Wallace strongly opposed this, contending that it assumed too much, that it assumed a common and uniform standard of perfection shared by all the females concerned in the selection, which is indeed assuming too much. But his own theory was no more satisfactory. Indeed it was very much less so, for he contended that these various exaggerations of colour and form are to be regarded simply as evidences of a superabundant vitality, though there is no evidence that “superabundant vitality,” if it exists, is a transmissible character.

The revised version of the Sexual Selection theory advanced in these pages is largely inspired by the work of Mr. H. Eliot Howard who, in his Monograph on the British Warblers, has not only added very materially to our knowledge of the life-histories of these birds, during the reproductive period, but has also done much—both in the direction of destructive, and constructive criticism, of generally accepted conceptions on this head—to set us on the right track for further research.

A study of his work leaves one with the conviction that, while these birds exhibit what we may call a nascent intelligence, their actions, on the whole, may be described as instinctive, or congenitally definite. That is to say, they follow one another in definite sequence. Hence we must regard each new phase in the chain of events appertaining to the reproductive cycle, as following one another in a definite sequence, so that any break therein throws the orderly performance of the necessary acts out of gear. There is no realization of what reproduction means, no deliberate striving to achieve that end. Each new phase brings its own set of associations and sets a new train of actions in motion, which are performed mechanically. For instance, these Warblers, like hosts of other species under similar circumstances, are scrupulously careful to remove the fæces of their young from the nest; thereby preserving it in a sanitary condition. It is certain that any neglect to do this would speedily end in the death of the young. This act is “instinctive”; it is not performed because the parents have evolved any views on sanitation, and any strain in whom this instinct was defective would speedily become eliminated. Mr. Howard has demonstrated the mechanical character of this sanitary measure by placing leaves in nests of young. The parents, having fed their offspring, at once seized upon the leaf and commenced to dispose of it after their usual fashion, first by trying to swallow it and then by carrying it away.

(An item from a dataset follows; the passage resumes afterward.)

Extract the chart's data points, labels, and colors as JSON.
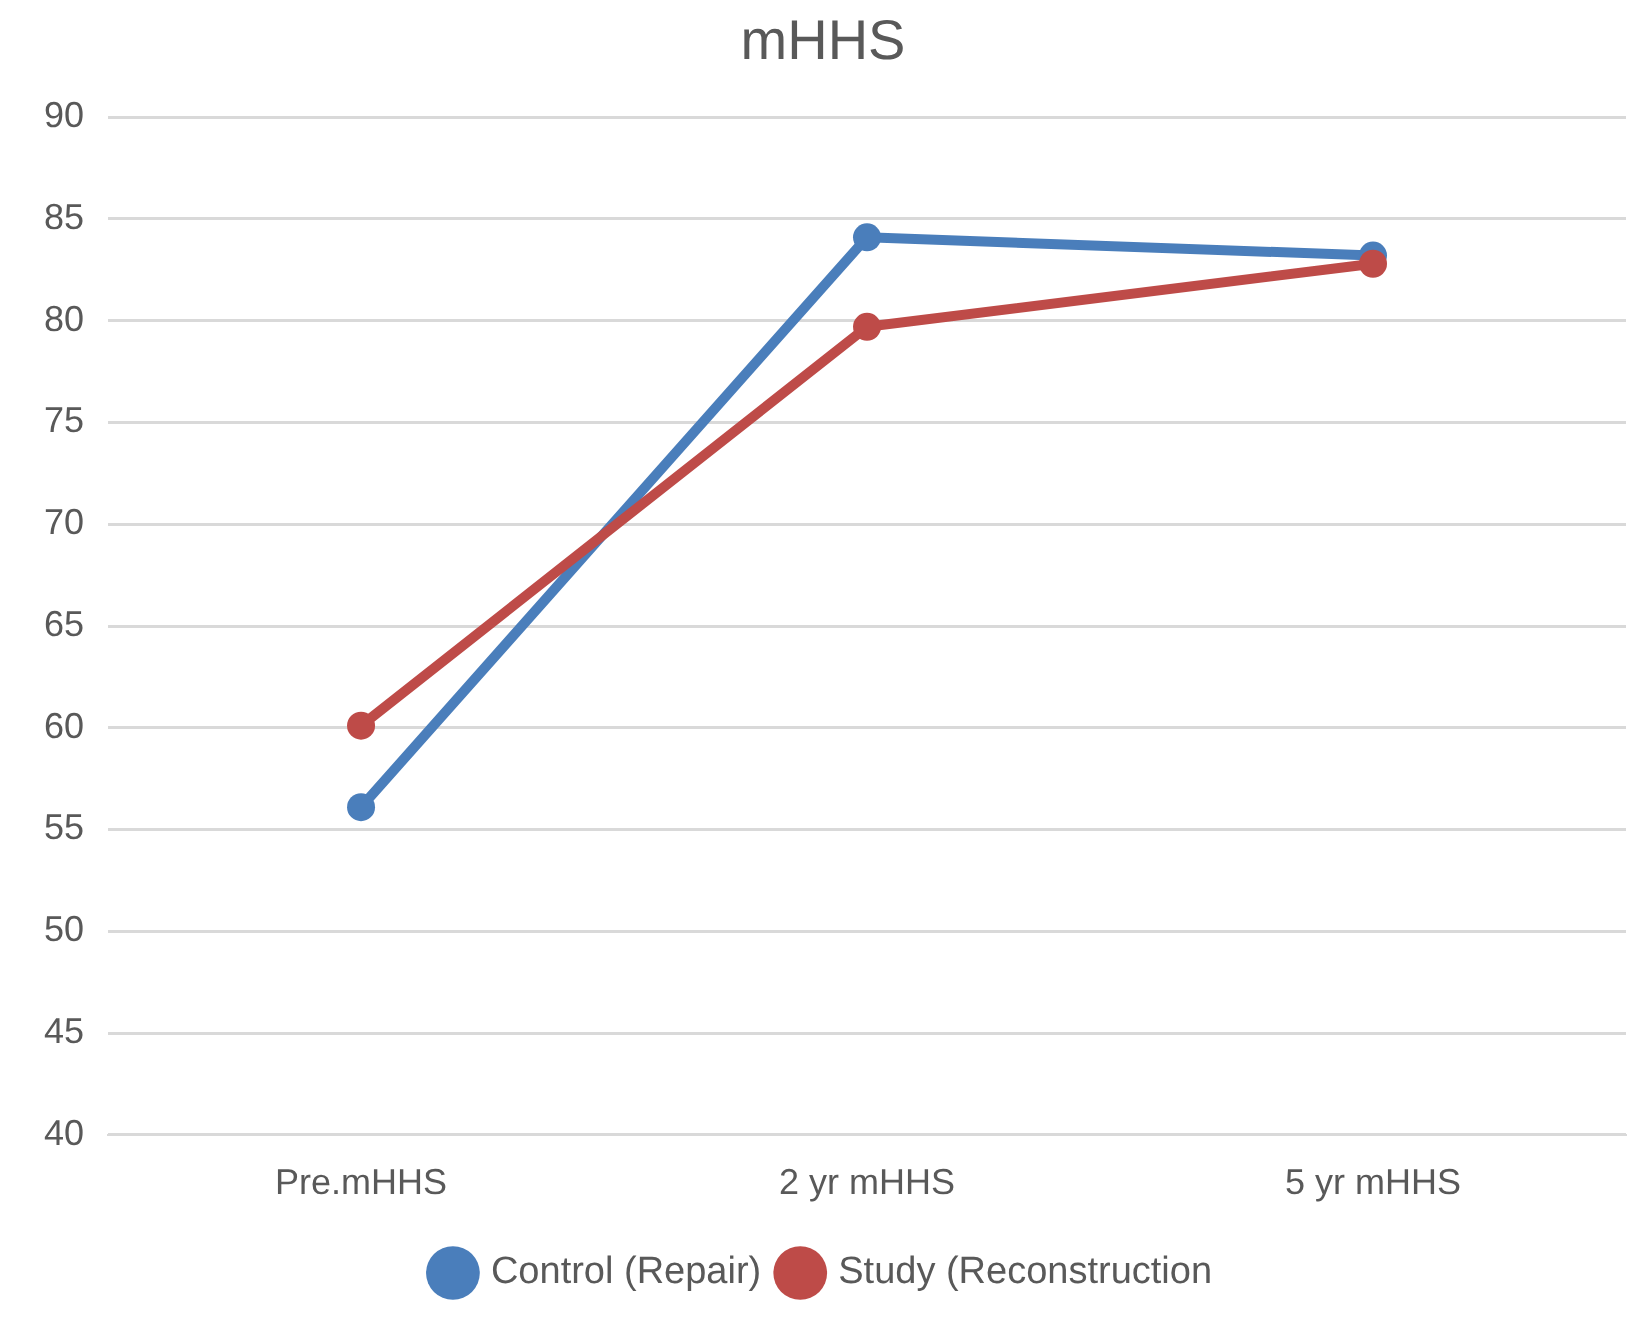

They did not, evidently, realize the difference between the texture of the leaf and the milk-white, jelly-like envelope which always encloses the fæcal matter of the nestling. We shall probably never know how this most vitally important instinct came into being; nor can we hope to discover what chain of happenings begot the instinct, which each parent displays, to gently stimulate the cloacal lips of their offspring in order to induce the discharge of the fæces when this does not immediately follow the stimulus of swallowing food.